Other years I have experienced a definite "post-Christmas letdown" (if you recognize this Peanuts cartoon). The frenzied preparations, secret-keeping, spending hours in the kitchen creating the perfect feast...and then it's all done in the span of a day, and not even the full 24 hours. It's just - gone. Over. And you're left standing there going "What just happened?"
And then there's the peaceful, beautiful side of the day; maybe you're standing outside looking at the snow-covered ground and feeling just a perfect calm. Maybe you're staring out the window, detaching a little while listening to your friends and family sing. Maybe you're listening to someone reading the Christmas gospel.
But then those feelings of peace and goodwill that Christmas brings kind of dissipate too, after the day itself is over. Not entirely, but some of the intensity is gone. It's the reason that anyone has ever said "Why can't it be Christmas all year long?" because it's not the gifts and the food and the chaos we miss, it's the feelings of love, and just-plain-happy.
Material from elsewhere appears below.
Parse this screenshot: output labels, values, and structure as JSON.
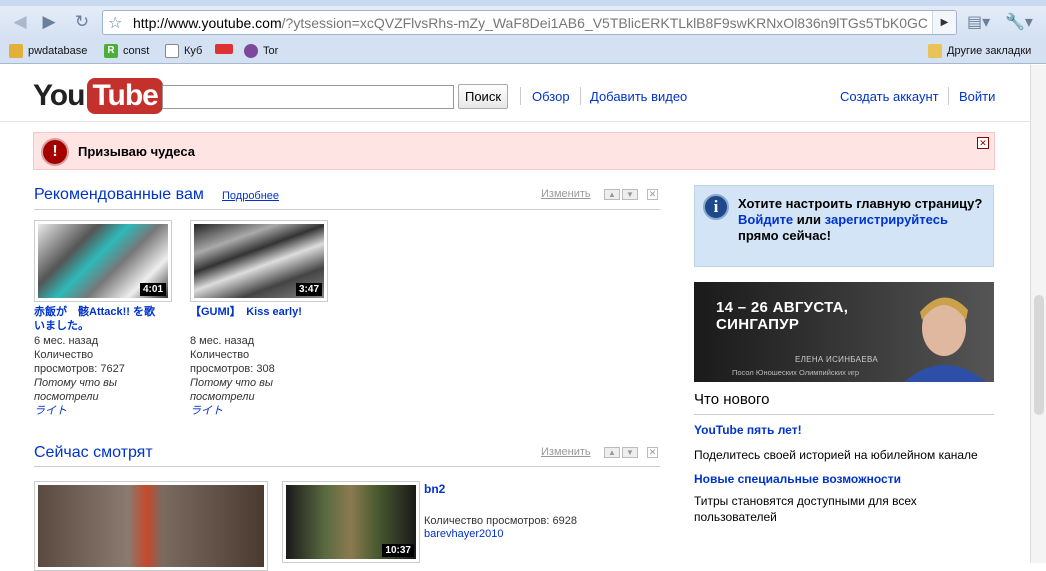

There's a particular peace to Christmas Day that you just don't experience the rest of the year, despite all the excitement and noise. But maybe it's supposed to be that way. If we felt those same feelings, had those same experiences day after day, maybe they wouldn't be special anymore.
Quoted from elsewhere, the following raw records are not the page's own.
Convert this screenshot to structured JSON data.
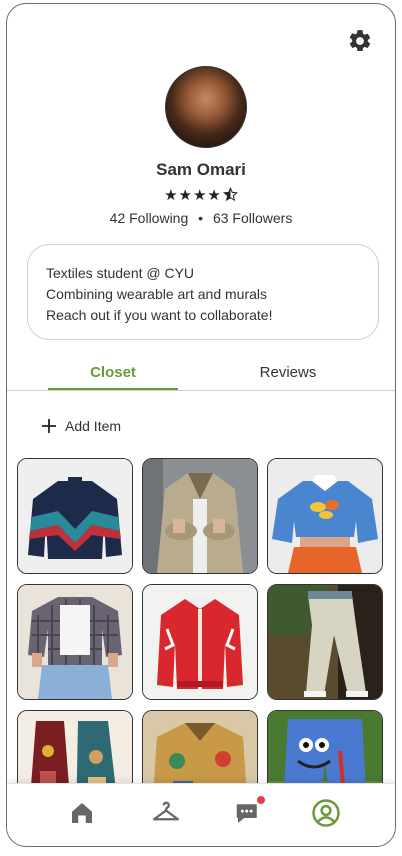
{
  "profile": {
    "name": "Sam Omari",
    "rating": 4.5,
    "rating_stars": "★★★★",
    "following": "42 Following",
    "followers": "63 Followers",
    "separator": "•"
  },
  "bio": {
    "lines": [
      "Textiles student @ CYU",
      "Combining wearable art and murals",
      "Reach out if you want to collaborate!"
    ]
  },
  "tabs": {
    "closet": "Closet",
    "reviews": "Reviews"
  },
  "closet": {
    "add_item_label": "Add Item",
    "items": [
      {
        "kind": "windbreaker-jacket"
      },
      {
        "kind": "canvas-work-jacket"
      },
      {
        "kind": "blue-cropped-sweatshirt"
      },
      {
        "kind": "plaid-shirt-and-jeans"
      },
      {
        "kind": "red-varsity-jacket"
      },
      {
        "kind": "khaki-pants"
      },
      {
        "kind": "painted-jackets"
      },
      {
        "kind": "painted-denim-jacket"
      },
      {
        "kind": "painted-blue-jeans"
      }
    ]
  },
  "colors": {
    "accent": "#6b9a3a",
    "notification": "#e0404a",
    "icon": "#666666"
  },
  "nav": {
    "active": "profile"
  }
}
There's no post-Christmas letdown here, this year. I have a vague sense of something missing, now that it's over. I don't think there is any other day in the year that evokes such emotions. Because along with the "missing" feeling, there's also hope. Excited hope, in the resolve I have to work on Christmas gifts for next year already starting in January. Resolved hope, for the same - so I won't be frantically sewing something-or-other at 11 pm Christmas Eve. And then there's the - I don't know. Just hopeful hope, waiting for that particular peace to come back and surround everyone again. No other day does that.